Shares of the company fell 2.9% to C$11.63 in Toronto.
The company produced 467,448 barrels of oil equivalent per day (boe/d) during the quarter, an increase of 8% from a year-ago period when it had restrained production rates. Cenovus took advantage of the Alberta government’s special production allowance, which permits additional oil output if it moves by rail.
The province has for more than a year limited production to manage a surplus of oil to flow through congested pipelines.
The loss also reflected weaker refining margins as those curtailments propped up prices of Canadian heavy crude, although analysts said the weaker margins were expected.
Reduced refining margins show the ripple effects of Alberta’s drastic efforts to address the Canadian industry’s struggles.
“A market imbalance still exists and production curtailment is still necessary,” Chief Executive Alex Pourbaix said on a quarterly call with analysts.
Cenovus’ refining and marketing operating margin more than halved to C$109 million for the quarter.
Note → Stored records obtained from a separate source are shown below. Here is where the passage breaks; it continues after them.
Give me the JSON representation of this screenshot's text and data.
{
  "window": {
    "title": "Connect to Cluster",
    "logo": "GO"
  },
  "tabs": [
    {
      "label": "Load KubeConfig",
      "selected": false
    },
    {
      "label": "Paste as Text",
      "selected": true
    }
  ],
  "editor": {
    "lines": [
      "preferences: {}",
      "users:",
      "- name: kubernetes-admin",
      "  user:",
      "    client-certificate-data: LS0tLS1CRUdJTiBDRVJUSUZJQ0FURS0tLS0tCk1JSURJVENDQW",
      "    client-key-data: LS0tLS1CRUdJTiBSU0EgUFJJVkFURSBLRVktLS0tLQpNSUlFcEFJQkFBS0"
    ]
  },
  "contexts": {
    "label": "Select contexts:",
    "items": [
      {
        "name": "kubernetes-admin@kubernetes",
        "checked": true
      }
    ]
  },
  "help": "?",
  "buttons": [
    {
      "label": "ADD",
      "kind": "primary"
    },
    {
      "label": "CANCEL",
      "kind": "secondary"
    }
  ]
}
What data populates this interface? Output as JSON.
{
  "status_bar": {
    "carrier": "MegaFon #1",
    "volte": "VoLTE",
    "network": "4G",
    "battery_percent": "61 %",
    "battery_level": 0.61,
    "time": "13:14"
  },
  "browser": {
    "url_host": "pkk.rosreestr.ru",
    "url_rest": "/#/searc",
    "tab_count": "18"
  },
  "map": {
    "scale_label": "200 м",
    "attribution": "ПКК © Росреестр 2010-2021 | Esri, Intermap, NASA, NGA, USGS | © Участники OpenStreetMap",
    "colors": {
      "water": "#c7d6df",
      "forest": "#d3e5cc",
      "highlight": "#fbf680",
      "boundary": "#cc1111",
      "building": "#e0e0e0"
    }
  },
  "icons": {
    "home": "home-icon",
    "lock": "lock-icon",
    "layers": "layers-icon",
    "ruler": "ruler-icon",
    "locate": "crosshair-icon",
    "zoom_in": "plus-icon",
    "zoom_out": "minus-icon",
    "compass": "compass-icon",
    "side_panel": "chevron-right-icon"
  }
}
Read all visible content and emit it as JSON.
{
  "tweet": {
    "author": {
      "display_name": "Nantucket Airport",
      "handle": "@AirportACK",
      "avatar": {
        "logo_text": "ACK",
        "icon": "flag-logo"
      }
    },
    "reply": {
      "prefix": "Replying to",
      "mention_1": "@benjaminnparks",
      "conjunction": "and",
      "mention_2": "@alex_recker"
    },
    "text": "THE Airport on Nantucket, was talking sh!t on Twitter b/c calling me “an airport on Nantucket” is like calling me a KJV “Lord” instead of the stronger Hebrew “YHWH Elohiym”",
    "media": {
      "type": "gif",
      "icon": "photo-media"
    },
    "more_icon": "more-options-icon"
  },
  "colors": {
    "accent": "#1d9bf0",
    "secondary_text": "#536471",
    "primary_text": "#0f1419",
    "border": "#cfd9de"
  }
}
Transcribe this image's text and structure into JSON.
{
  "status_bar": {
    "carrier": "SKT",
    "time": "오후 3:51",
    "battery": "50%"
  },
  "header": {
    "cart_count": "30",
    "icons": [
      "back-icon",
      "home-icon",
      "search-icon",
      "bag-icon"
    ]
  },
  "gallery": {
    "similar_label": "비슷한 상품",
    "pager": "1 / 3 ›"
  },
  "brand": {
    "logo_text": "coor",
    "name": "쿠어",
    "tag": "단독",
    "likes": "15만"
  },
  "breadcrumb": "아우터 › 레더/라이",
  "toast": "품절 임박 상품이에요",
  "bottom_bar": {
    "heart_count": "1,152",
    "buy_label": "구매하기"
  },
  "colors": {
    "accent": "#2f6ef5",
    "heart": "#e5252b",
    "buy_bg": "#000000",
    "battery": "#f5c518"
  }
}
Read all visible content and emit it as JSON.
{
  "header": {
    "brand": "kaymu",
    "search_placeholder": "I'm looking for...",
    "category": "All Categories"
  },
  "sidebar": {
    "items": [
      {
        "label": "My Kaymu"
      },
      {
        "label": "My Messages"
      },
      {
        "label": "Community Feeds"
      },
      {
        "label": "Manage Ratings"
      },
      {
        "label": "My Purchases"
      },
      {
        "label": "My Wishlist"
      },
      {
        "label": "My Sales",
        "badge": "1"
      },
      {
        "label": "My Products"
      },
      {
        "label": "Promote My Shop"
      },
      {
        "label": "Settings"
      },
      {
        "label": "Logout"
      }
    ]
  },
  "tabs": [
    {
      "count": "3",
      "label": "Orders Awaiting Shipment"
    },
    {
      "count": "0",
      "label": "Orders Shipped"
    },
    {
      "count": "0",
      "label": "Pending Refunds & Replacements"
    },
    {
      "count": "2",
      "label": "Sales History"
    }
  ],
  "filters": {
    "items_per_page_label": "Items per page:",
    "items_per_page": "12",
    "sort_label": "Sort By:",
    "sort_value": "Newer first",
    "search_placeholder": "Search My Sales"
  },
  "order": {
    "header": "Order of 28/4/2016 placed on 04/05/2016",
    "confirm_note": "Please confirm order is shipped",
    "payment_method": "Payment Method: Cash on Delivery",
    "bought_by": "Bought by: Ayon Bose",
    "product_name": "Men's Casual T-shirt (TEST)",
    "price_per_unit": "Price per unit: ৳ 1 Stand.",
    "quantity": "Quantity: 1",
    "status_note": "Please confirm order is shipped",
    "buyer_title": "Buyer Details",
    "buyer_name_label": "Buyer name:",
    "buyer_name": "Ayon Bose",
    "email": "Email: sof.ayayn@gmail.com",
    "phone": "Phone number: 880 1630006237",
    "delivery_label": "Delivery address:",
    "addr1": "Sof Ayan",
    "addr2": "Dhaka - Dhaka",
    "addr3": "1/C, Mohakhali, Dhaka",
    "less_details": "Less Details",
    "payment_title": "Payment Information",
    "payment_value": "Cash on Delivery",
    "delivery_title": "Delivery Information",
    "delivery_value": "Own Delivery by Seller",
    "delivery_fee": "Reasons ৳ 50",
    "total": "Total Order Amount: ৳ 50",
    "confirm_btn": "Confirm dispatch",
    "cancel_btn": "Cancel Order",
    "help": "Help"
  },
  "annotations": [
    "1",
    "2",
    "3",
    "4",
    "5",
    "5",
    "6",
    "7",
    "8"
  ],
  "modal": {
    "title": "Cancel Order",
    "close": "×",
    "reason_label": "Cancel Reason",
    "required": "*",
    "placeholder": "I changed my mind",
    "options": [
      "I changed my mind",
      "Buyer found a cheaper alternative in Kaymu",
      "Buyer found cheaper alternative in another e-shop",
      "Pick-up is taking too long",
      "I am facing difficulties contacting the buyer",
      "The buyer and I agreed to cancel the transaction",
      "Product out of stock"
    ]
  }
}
Royalty costs were higher than expected, National Bank Financial analyst Travis Wood said.
Cenovus, which had earlier expected crude-by-rail volume to ramp up to about 100,000 barrels per day (bpd) by the end of 2019, said it achieved volume of 106,000 bpd in December.
The Alberta government said on Tuesday that it was finalizing the sale of its crude by rail contracts to the private sector. Pourbaix said the company took “a hard look,” but decided it was comfortable with its existing rail program.
Protests in parts of Canada, linked to indigenous concerns about construction of the Coastal GasLink pipeline, have targeted rail lines and ports.
“Blockades could potentially jeopardize some movements across Canada,” said Keith Chiasson, executive vice president of downstream.
Net earnings from continuing operations were C$113 million ($85.15 million), or 9 Canadian cents per share, in the fourth quarter, compared with a loss of C$1.35 billion, or C$1.10 per share, a year earlier.
Excluding items, Cenovus posted a loss of 13 Canadian cents per share. Analysts on average had expected a profit of 11 Canadian cents per share, according to IBES data from Refinitiv.